In overturning a previous acquittal against Bruce Carson, the Court of Appeal said in a split decision that the case should go back to the trial judge for sentencing.
Carson, a senior adviser to Harper from the time the Conservatives took office in 2006 until 2008 and briefly in 2009, was charged in connection with attempts to promote the sale of water-purification systems for First Nations communities by a company known as H2O Pros and H2O Global. H2O had hired his former girlfriend, Michele McPherson, with whom he developed a romantic relationship in February 2010.
Evidence was that Carson admitted demanding a benefit for McPherson from H2O in exchange for using his government contacts on the company’s behalf.
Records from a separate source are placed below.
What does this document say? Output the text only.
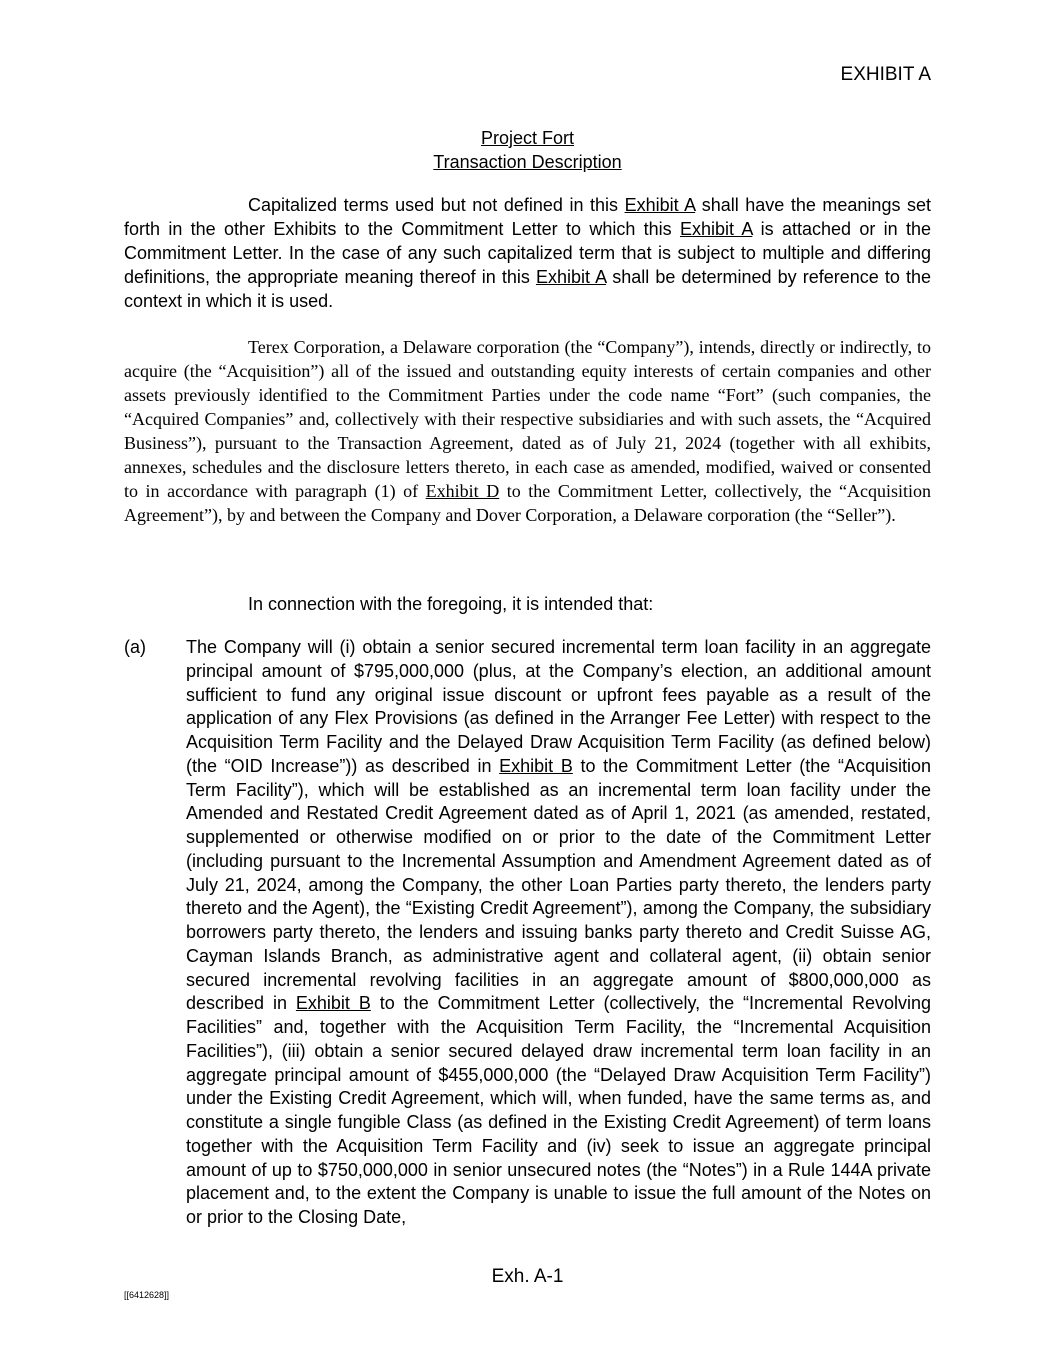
EXHIBIT A
Project Fort
Transaction Description
Capitalized terms used but not defined in this Exhibit A shall have the meanings set forth in the other Exhibits to the Commitment Letter to which this Exhibit A is attached or in the Commitment Letter. In the case of any such capitalized term that is subject to multiple and differing definitions, the appropriate meaning thereof in this Exhibit A shall be determined by reference to the context in which it is used.
Terex Corporation, a Delaware corporation (the “Company”), intends, directly or indirectly, to acquire (the “Acquisition”) all of the issued and outstanding equity interests of certain companies and other assets previously identified to the Commitment Parties under the code name “Fort” (such companies, the “Acquired Companies” and, collectively with their respective subsidiaries and with such assets, the “Acquired Business”), pursuant to the Transaction Agreement, dated as of July 21, 2024 (together with all exhibits, annexes, schedules and the disclosure letters thereto, in each case as amended, modified, waived or consented to in accordance with paragraph (1) of Exhibit D to the Commitment Letter, collectively, the “Acquisition Agreement”), by and between the Company and Dover Corporation, a Delaware corporation (the “Seller”).
In connection with the foregoing, it is intended that:
(a) The Company will (i) obtain a senior secured incremental term loan facility in an aggregate principal amount of $795,000,000 (plus, at the Company’s election, an additional amount sufficient to fund any original issue discount or upfront fees payable as a result of the application of any Flex Provisions (as defined in the Arranger Fee Letter) with respect to the Acquisition Term Facility and the Delayed Draw Acquisition Term Facility (as defined below) (the “OID Increase”)) as described in Exhibit B to the Commitment Letter (the “Acquisition Term Facility”), which will be established as an incremental term loan facility under the Amended and Restated Credit Agreement dated as of April 1, 2021 (as amended, restated, supplemented or otherwise modified on or prior to the date of the Commitment Letter (including pursuant to the Incremental Assumption and Amendment Agreement dated as of July 21, 2024, among the Company, the other Loan Parties party thereto, the lenders party thereto and the Agent), the “Existing Credit Agreement”), among the Company, the subsidiary borrowers party thereto, the lenders and issuing banks party thereto and Credit Suisse AG, Cayman Islands Branch, as administrative agent and collateral agent, (ii) obtain senior secured incremental revolving facilities in an aggregate amount of $800,000,000 as described in Exhibit B to the Commitment Letter (collectively, the “Incremental Revolving Facilities” and, together with the Acquisition Term Facility, the “Incremental Acquisition Facilities”), (iii) obtain a senior secured delayed draw incremental term loan facility in an aggregate principal amount of $455,000,000 (the “Delayed Draw Acquisition Term Facility”) under the Existing Credit Agreement, which will, when funded, have the same terms as, and constitute a single fungible Class (as defined in the Existing Credit Agreement) of term loans together with the Acquisition Term Facility and (iv) seek to issue an aggregate principal amount of up to $750,000,000 in senior unsecured notes (the “Notes”) in a Rule 144A private placement and, to the extent the Company is unable to issue the full amount of the Notes on or prior to the Closing Date,
Exh. A-1
[[6412628]]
However, he denied his activities had anything to with “any matter of business relating to the government.”
In November 2015, Superior Court Justice Bonnie Warkentin found Carson not guilty, despite concluding that he had admitted trying to persuade officials within Indian and Northern Affairs Canada and cabinet ministers and their staff to buy the systems to McPherson’s benefit.
Those officials, the justice ruled, had no direct ability to sway First Nations communities to buy the equipment because the bands made their own decisions on such purchases and, as such, ‘there simply was no government business“ involved.
The prosecution appealed, with the issue turning on wording in the Criminal Code about whether Carson’s lobbying activities were linked to a “matter of business relating to the government.”
In overturning the acquittal, the Court of Appeal found Carson had indeed attempted to ensure his girlfriend could earn commissions on the sales of water-treatment systems to First Nations.
“It was understood that, in exchange, he would attempt to influence government decisions,” Justice Gladys Pardu wrote for the Appeal Court majority. “The essence of the offence is acceptance of a benefit for exercise of influence.”
As such, the court concluded, Carson’s conduct fell within the scope of the conduct captured by the Criminal Code provision under which he was charged.
In a dissenting opinion, Justice Janet Simmons said Warkentin’s decision was based on a common-sense reading of the law and had correctly found the prosecution had failed to prove Carson’s conduct had violated the relevant section.
Carson was convicted in separate proceedings last September and fined $50,000 for illegal lobbying related to work he did on a national energy strategy while director of the Canada School of Energy and Environment and later as vice-chairman of the Energy Policy Institute of Canada.
The judge in that case found he had contact with ministers and deputy ministers as well as with officials in the Prime Minister’s Office and the Privy Council Office while employed at the institute even though he was still under a five-year lobbying ban because of his work at the PMO. The court heard that he earned about $600,000 for his lobbying work.